For structure determinations of Sema7A/PlexinC1-SemaPSI and free A39R, experimental phases were calculated using heavy atom derivatives by the SIRAS method, as implemented in the program SOLVE (Terwilliger and Berendzen, 1999) and SHARP (Bricogne et al., 2003). For structure determination of the A39R/PlexinC1-SemaPSI complex, the components from the above two structures were used as search models in molecular replacement. The models were refined with CNS (Brunger et al., 1998). The final models include 7 N-linked glycans per PlexinC1-SemaPSI molecule (Asn86, Asn141, Asn149, Asn241, Asn252, Asn386 and Asn407), 4 per Sema7A (Asn105, Asn157, Asn258, and Asn330), and one per A39R (Asn51). Each glycan was modeled with a single GlcNAc residue, as expected, due to the Endo-H treatment of the proteins. A summary of the refinement statistics is given in Table S1.
The proteins used for calorimetry were all expressed from HEK-293H cells. ITC was carried out on a VP-ITC calorimeter (MicroCal, Northhampton, MA) at 30°C. All samples were thoroughly degassed before titration. The titration data were processed with MicroCal Origin software, Version 5.0.

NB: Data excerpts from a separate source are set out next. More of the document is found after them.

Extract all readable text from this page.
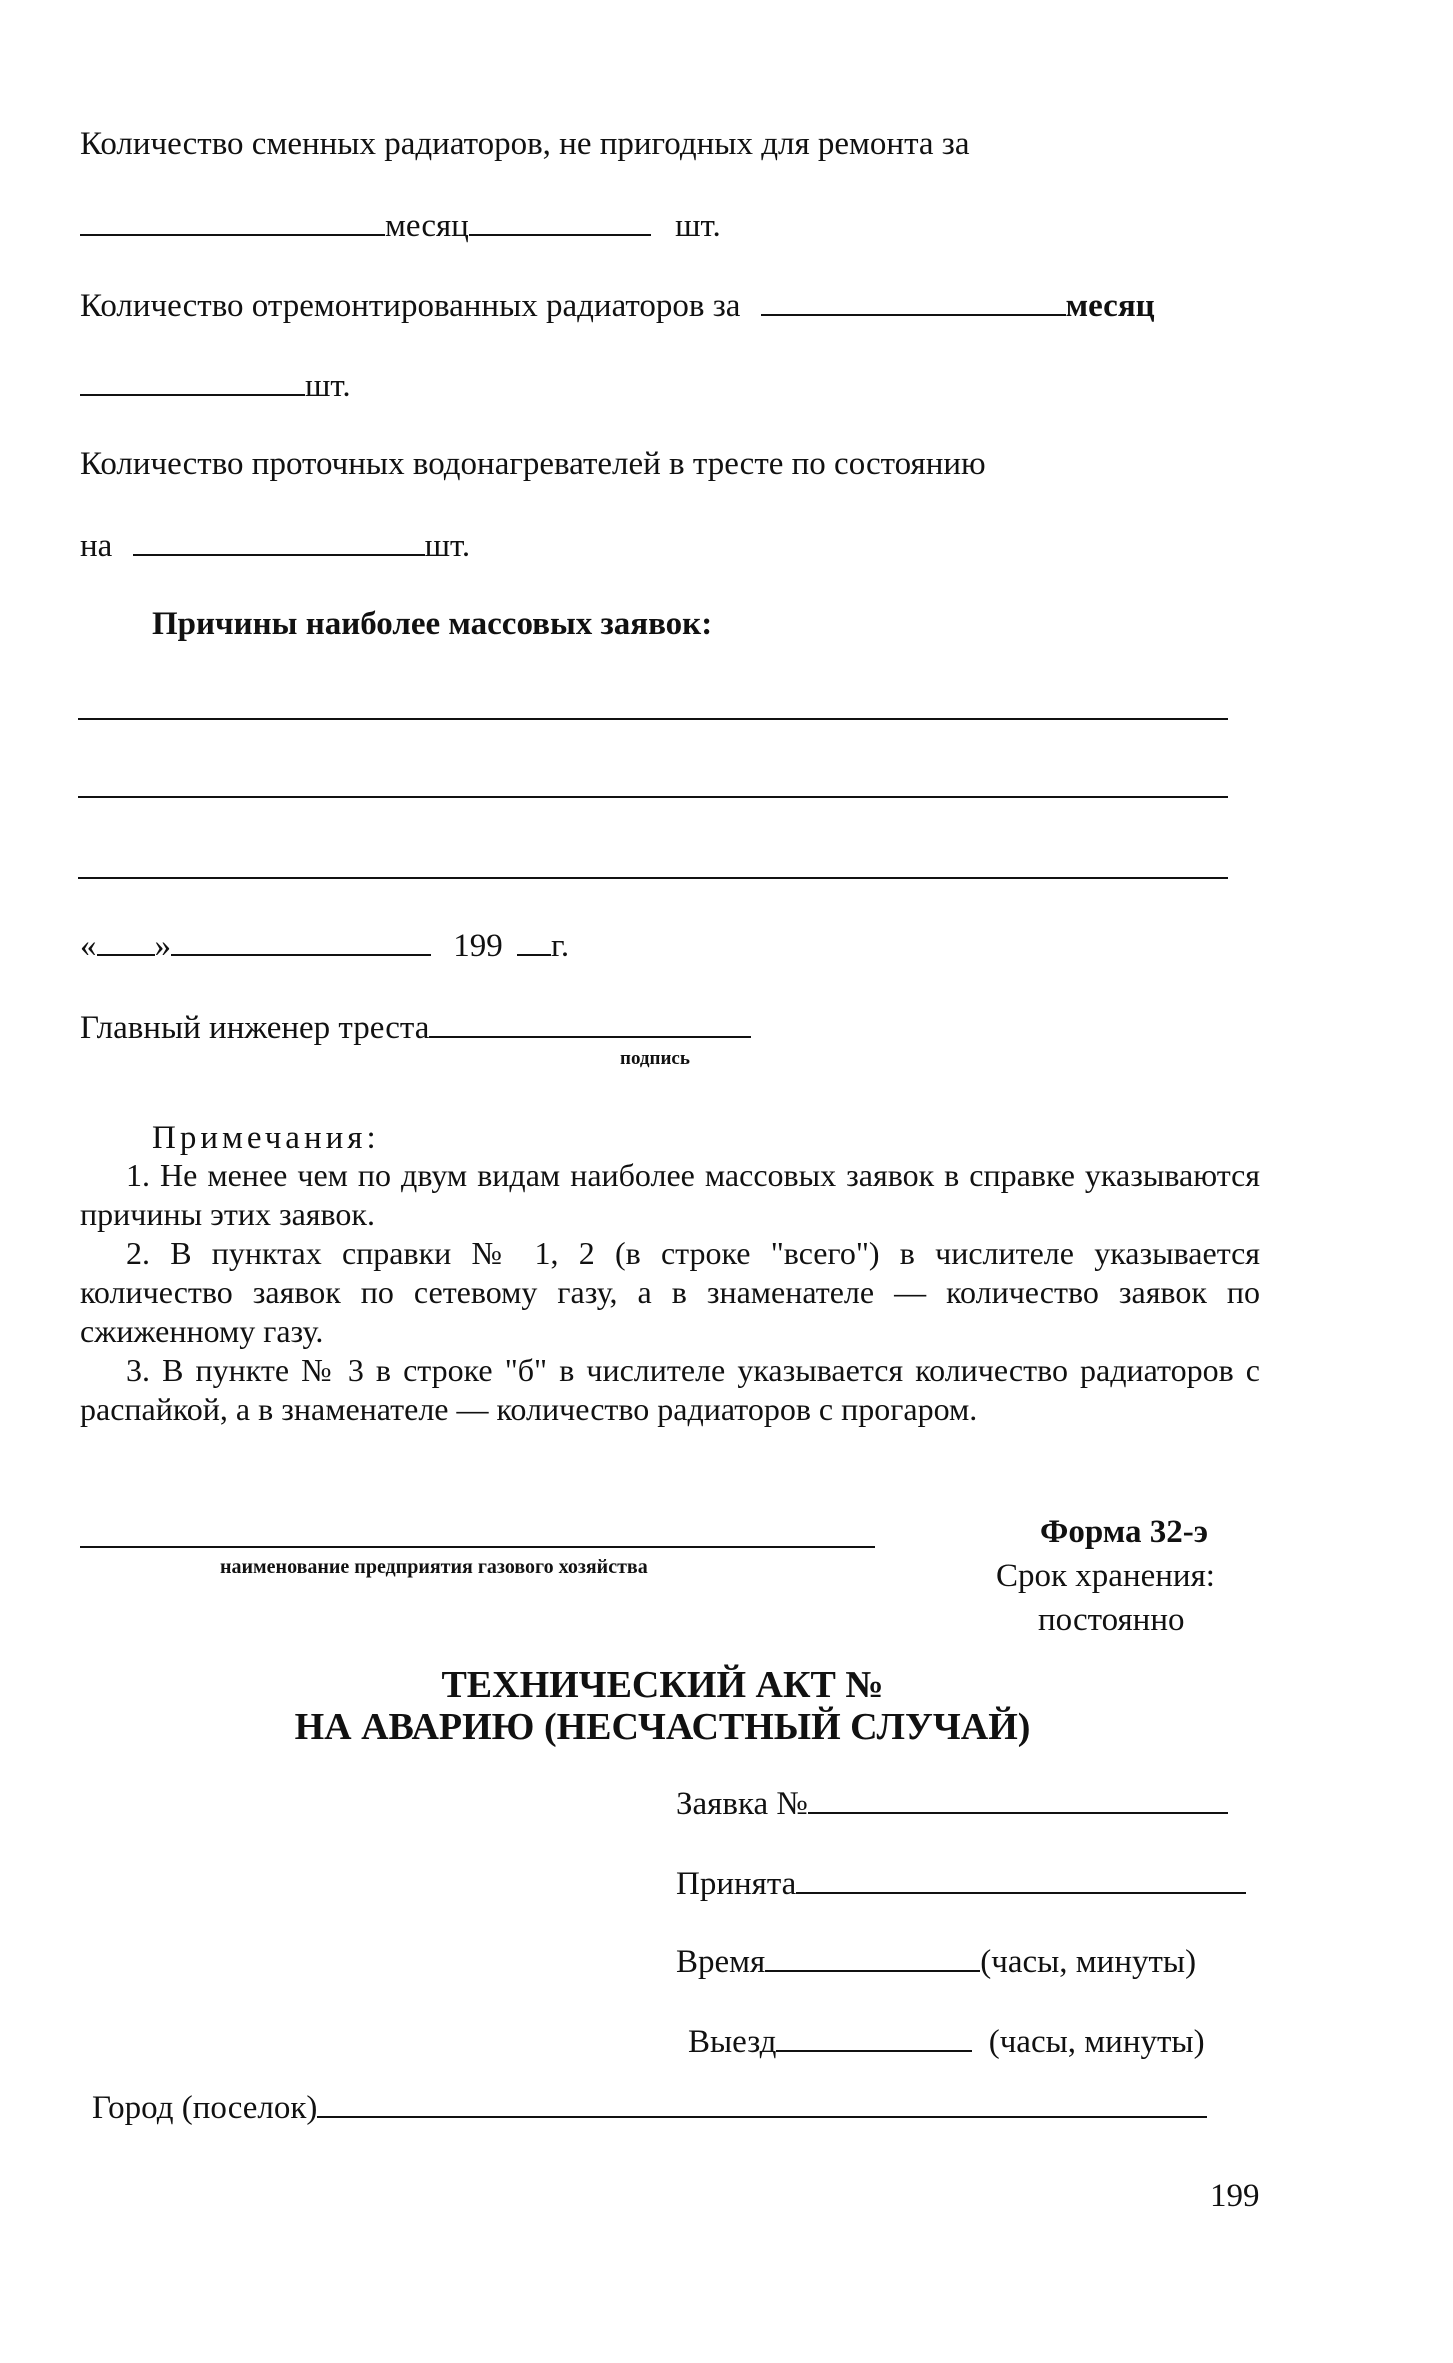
Количество сменных радиаторов, не пригодных для ремонта за
месяц	шт.
Количество отремонтированных радиаторов за	месяц
шт.
Количество проточных водонагревателей в тресте по состоянию
на	шт.
Причины наиболее массовых заявок:
« »	199 г.
Главный инженер треста
подпись
Примечания:

1. Не менее чем по двум видам наиболее массовых заявок в справке указываются причины этих заявок.

2. В пунктах справки № 1, 2 (в строке "всего") в числителе указывается количество заявок по сетевому газу, а в знаменателе — количество заявок по сжиженному газу.

3. В пункте № 3 в строке "б" в числителе указывается количество радиаторов с распайкой, а в знаменателе — количество радиаторов с прогаром.

наименование предприятия газового хозяйства
Форма 32-э
Срок хранения:
постоянно
ТЕХНИЧЕСКИЙ АКТ №
НА АВАРИЮ (НЕСЧАСТНЫЙ СЛУЧАЙ)
Заявка №
Принята
Время	(часы, минуты)
Выезд	(часы, минуты)
Город (поселок)
199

We thank the staff at the LS-CAT beamlines at APS and the staffs of ALS and SSRL for the support in X-ray data collection. We also thank L. Colf, and N. Goriatcheva for help with the expression of A39R. X.H. is supported by the NIH grant 1R01GM07805, and K.C.G. is an Investigator of the Howard Hughes Medical Institute. The Structural Biology Facility is supported by the R.H. Lurie Comprehensive Cancer Center of Northwestern University.
ACCESSION NUMBER The structure factors and coordinates for the Sema7A/PlexinC1-SemaPSI complex, free A39R and the A39R/PlexinC1-SemaPSI complex have been deposited in the Protein Data Bank (accession codes 3NVQ, 3NVX, and 3NVN).